The Convert to Basic Markdown switch is what controls whether characters that are consider “special” by Markdown are escaped in this fashion. The idea here being that the switch is for people not writing in Markdown format, who wish to make use of it in some other application or as a form of dirt simple backup. It’s not as useful if you’re already using Markdown syntax, for this very reason.

Hi Amber,

Thanks!

But … if I turn OFF Convert To Basic Markdown, then I don’t even get double-spaced paragraphs, which breaks Markdown entirely. So I need CTBM on.

However, with CTBM ON, the > character is escaped. That doesn’t work in Markdown. Without the >, despite being formatted “block quote”, the paragraph is left justified and gets no >, so it doesn’t render in Markdown as block quote.

I respectfully suggest that "Convert To Basic Markdown should stop escaping the > character.

Thanks again,

The problem with disabling escaping is that someone else could end up with broken output if they’re using these characters for anything other than Markdown (which is the presumed use case for this feature). It isn’t designed to work in a hybrid fashion. You’ll find even asterisk, square brackets and anything else that might become unintentional Markdown, escaped.

If you are composing in Markdown it would be easier to double-space the paragraphs in the editor, to in essence write as you would with Markdown normally.

I must respectfully disagree.

Convert to Basic Markdown is the switch that makes Scrivener double space between paragraphs. That’s a good thing. Double-spacing manually is something we did back with the old Smith-Corona.

“Convert to Basic Markdown” seems also to be the switch that makes Scrivener escape the > sign. Otherwise it doesn’t.

It also escapes the brace characters, which are one’s MD alternative for putting in other such things, such as {:blockquote}.

That decision seems to be entirely backward.

Anyway I accept my fate for now, I guess. Anyway, not the topic for here, I guess. I’ll go file a request.

Thanks!

I don’t know what to tell you then. :slight_smile: I’ve been double-spacing paragraphs for decades and wouldn’t have ever considered it something awkward or old-fashioned. I also don’t understand the appeal of changing how you write depending on where you write, but that’s down to how I work no doubt. I’m typing just as frequently into a plain-text coding style editor (Sublime) as I am into Scrivener, and I freely copy and paste text between the two. As it stands I can punch F3 in Scrivener and have it load the current editor into Marked for preview. That would be a mess if I tried to mix Markdown with RTF conventions.
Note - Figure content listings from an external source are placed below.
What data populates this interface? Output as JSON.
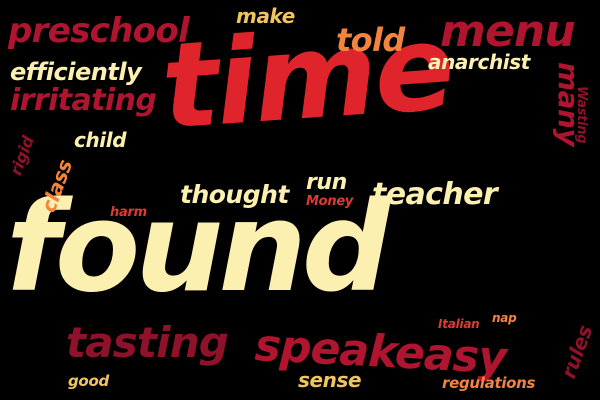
{
  "word_cloud": {
    "background": "#000000",
    "palette": {
      "red": "#e0242b",
      "cream": "#fbf0b0",
      "orange": "#f2843e",
      "crimson": "#b01530",
      "maroon": "#8e1229",
      "light_red": "#dd3a32",
      "gold": "#f0c460"
    },
    "words": {
      "found": "found",
      "time": "time",
      "speakeasy": "speakeasy",
      "tasting": "tasting",
      "menu": "menu",
      "preschool": "preschool",
      "teacher": "teacher",
      "thought": "thought",
      "told": "told",
      "irritating": "irritating",
      "efficiently": "efficiently",
      "run": "run",
      "make": "make",
      "anarchist": "anarchist",
      "many": "many",
      "class": "class",
      "child": "child",
      "sense": "sense",
      "rules": "rules",
      "rigid": "rigid",
      "wasting": "Wasting",
      "money": "Money",
      "harm": "harm",
      "italian": "Italian",
      "nap": "nap",
      "good": "good",
      "regulations": "regulations"
    }
  }
}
We all have our preferences of course, but I can only reiterate the original point: this switch is meant for people that don’t write using Markdown. The results are not meant to work with people who do, even a little.
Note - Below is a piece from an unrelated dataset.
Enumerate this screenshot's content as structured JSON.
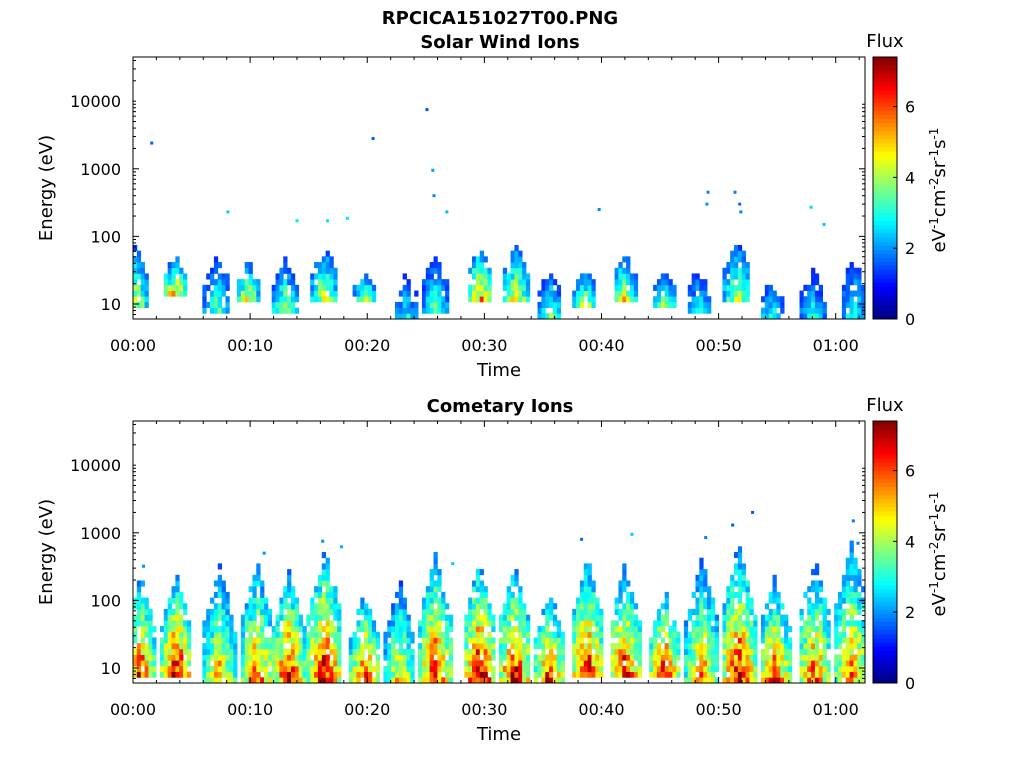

But if they are functional, then wouldn’t an author who doesn’t use Markdown want to make sure that uses of the punctuation are printed for the reader or left intact for further processing (citation management software uses curly braces for placeholders), instead of being interpreted as custom classes or whatever and stripped out of book?
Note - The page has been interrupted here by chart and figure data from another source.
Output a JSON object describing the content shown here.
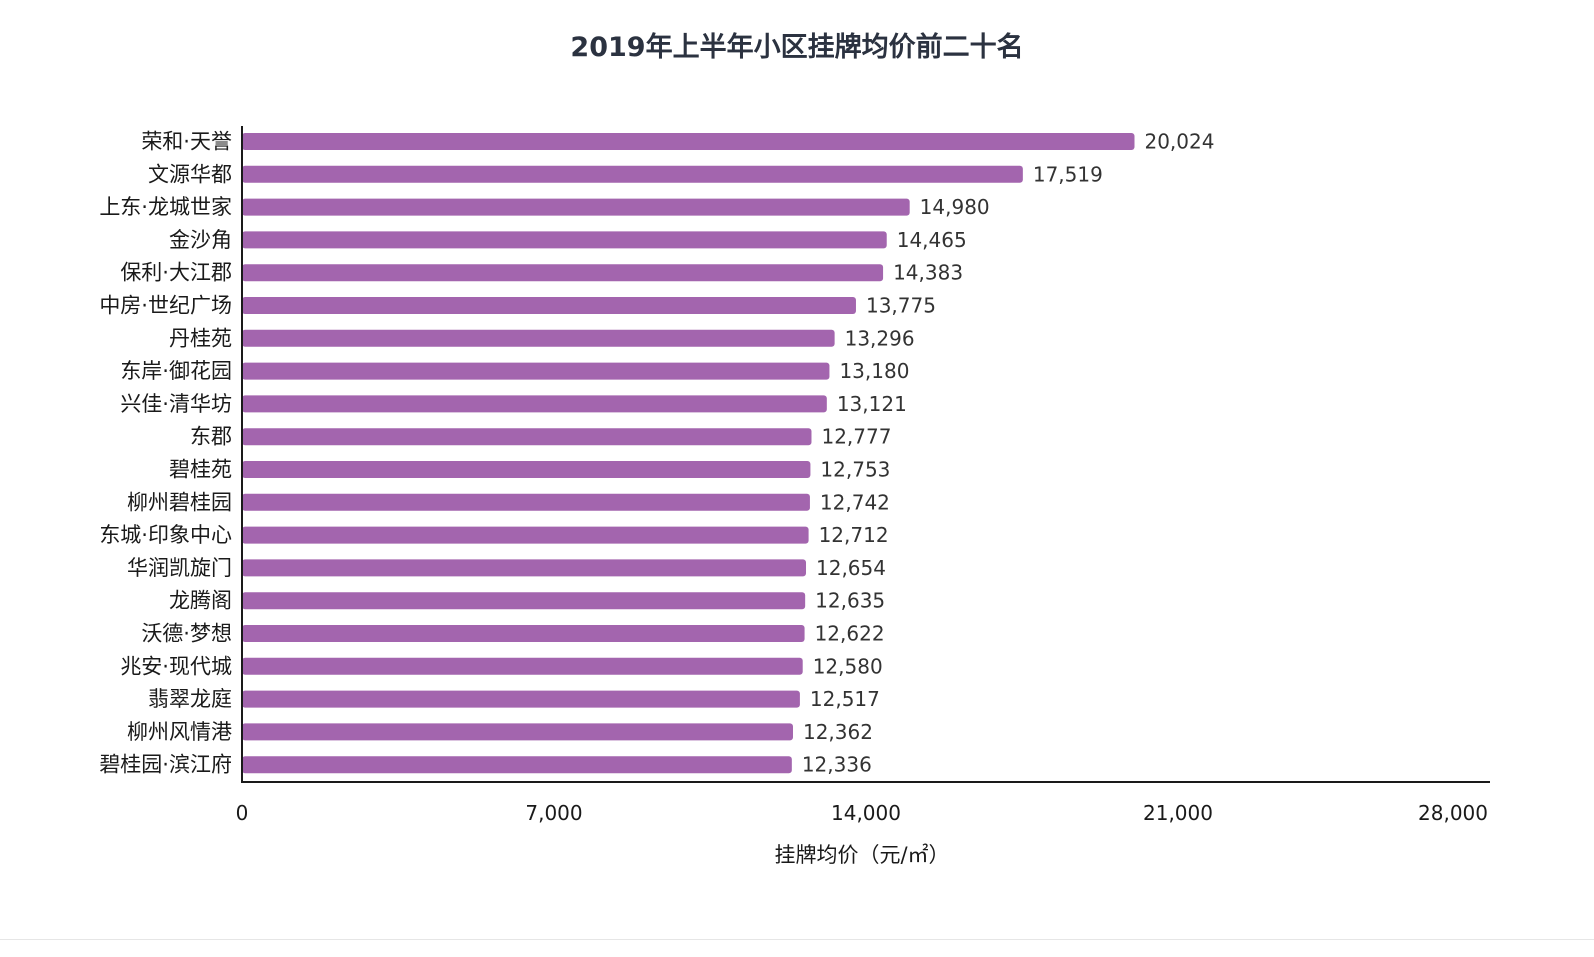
{
  "chart_data": {
    "type": "bar",
    "orientation": "horizontal",
    "title": "2019年上半年小区挂牌均价前二十名",
    "xlabel": "挂牌均价（元/㎡）",
    "ylabel": "",
    "xlim": [
      0,
      28000
    ],
    "ticks": [
      0,
      7000,
      14000,
      21000,
      28000
    ],
    "tick_labels": [
      "0",
      "7,000",
      "14,000",
      "21,000",
      "28,000"
    ],
    "grid": false,
    "bar_color": "#a365ae",
    "categories": [
      "荣和·天誉",
      "文源华都",
      "上东·龙城世家",
      "金沙角",
      "保利·大江郡",
      "中房·世纪广场",
      "丹桂苑",
      "东岸·御花园",
      "兴佳·清华坊",
      "东郡",
      "碧桂苑",
      "柳州碧桂园",
      "东城·印象中心",
      "华润凯旋门",
      "龙腾阁",
      "沃德·梦想",
      "兆安·现代城",
      "翡翠龙庭",
      "柳州风情港",
      "碧桂园·滨江府"
    ],
    "values": [
      20024,
      17519,
      14980,
      14465,
      14383,
      13775,
      13296,
      13180,
      13121,
      12777,
      12753,
      12742,
      12712,
      12654,
      12635,
      12622,
      12580,
      12517,
      12362,
      12336
    ],
    "value_labels": [
      "20,024",
      "17,519",
      "14,980",
      "14,465",
      "14,383",
      "13,775",
      "13,296",
      "13,180",
      "13,121",
      "12,777",
      "12,753",
      "12,742",
      "12,712",
      "12,654",
      "12,635",
      "12,622",
      "12,580",
      "12,517",
      "12,362",
      "12,336"
    ]
  }
}
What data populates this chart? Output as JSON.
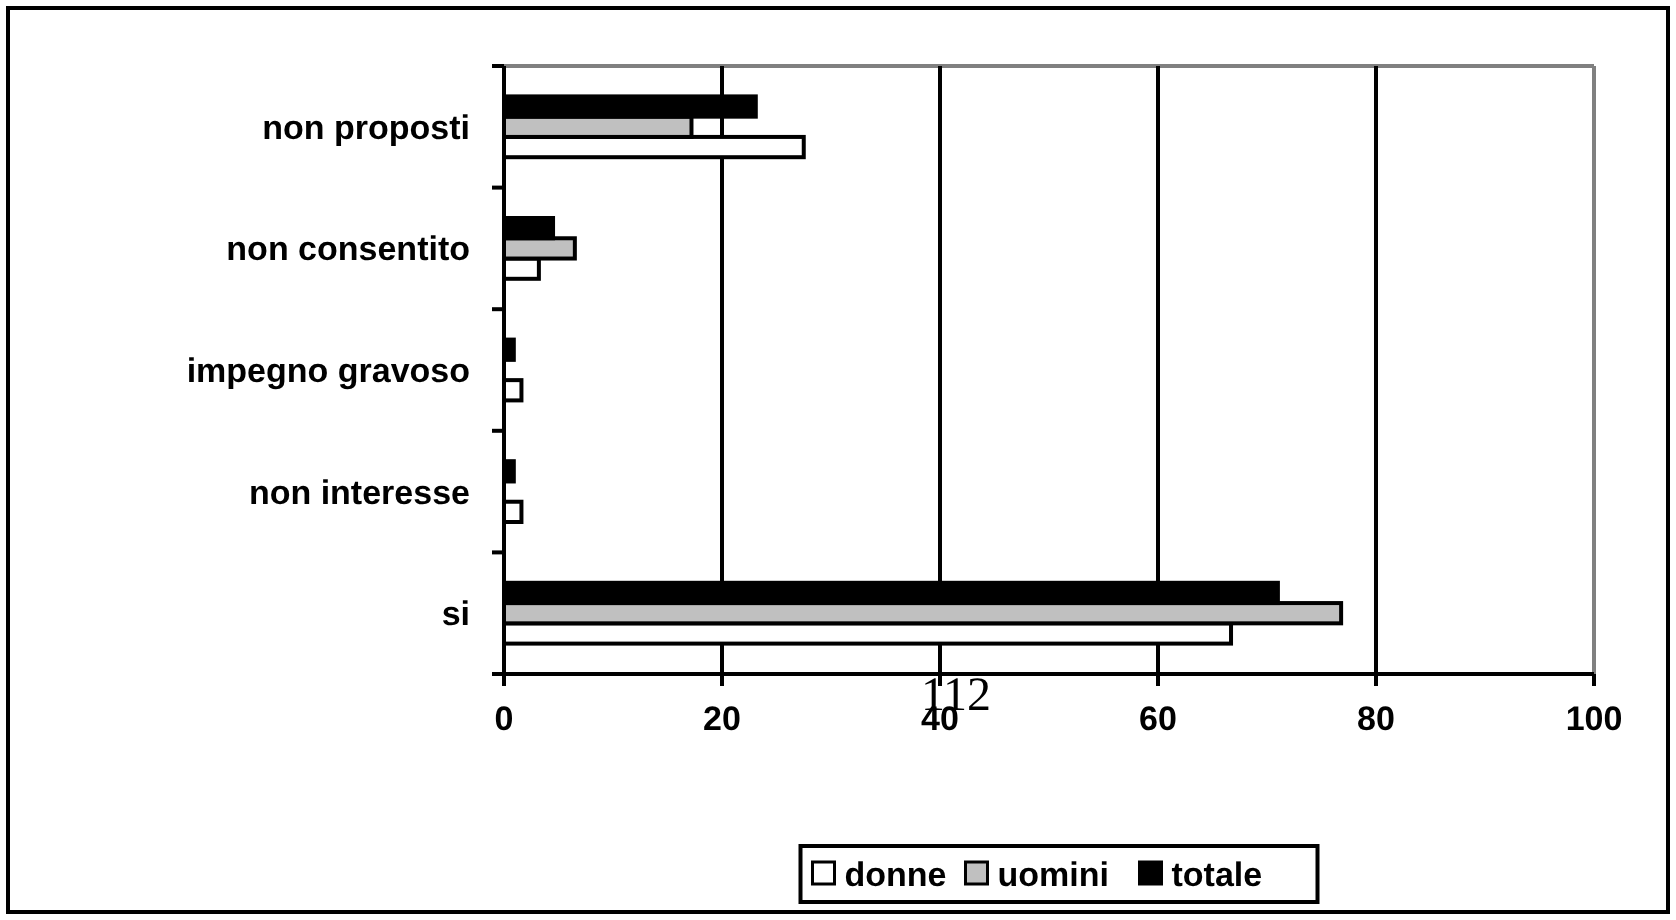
{
  "chart_data": {
    "type": "bar",
    "orientation": "horizontal",
    "categories": [
      "non proposti",
      "non consentito",
      "impegno gravoso",
      "non interesse",
      "si"
    ],
    "series": [
      {
        "name": "donne",
        "color": "#ffffff",
        "values": [
          27.5,
          3.2,
          1.6,
          1.6,
          66.7
        ]
      },
      {
        "name": "uomini",
        "color": "#c0c0c0",
        "values": [
          17.2,
          6.5,
          0,
          0,
          76.8
        ]
      },
      {
        "name": "totale",
        "color": "#000000",
        "values": [
          23.1,
          4.5,
          0.9,
          0.9,
          71.0
        ]
      }
    ],
    "xlim": [
      0,
      100
    ],
    "xticks": [
      0,
      20,
      40,
      60,
      80,
      100
    ],
    "grid": "x",
    "legend": "bottom",
    "annotations": [
      "112"
    ]
  }
}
Well, you’re conversing with one of two people that would be answering a wish list post. :slight_smile:

/me checks back to be sure he hasn’t said anything insulting … :slight_smile:

I agree with Ron, there needs to be a way to export Blockquotes. This is a big deal, perhaps an option/switch during export, when activated will match a Blockquote Style with the Blockquote Markdown. The same way Headings are matched with HTML Headings.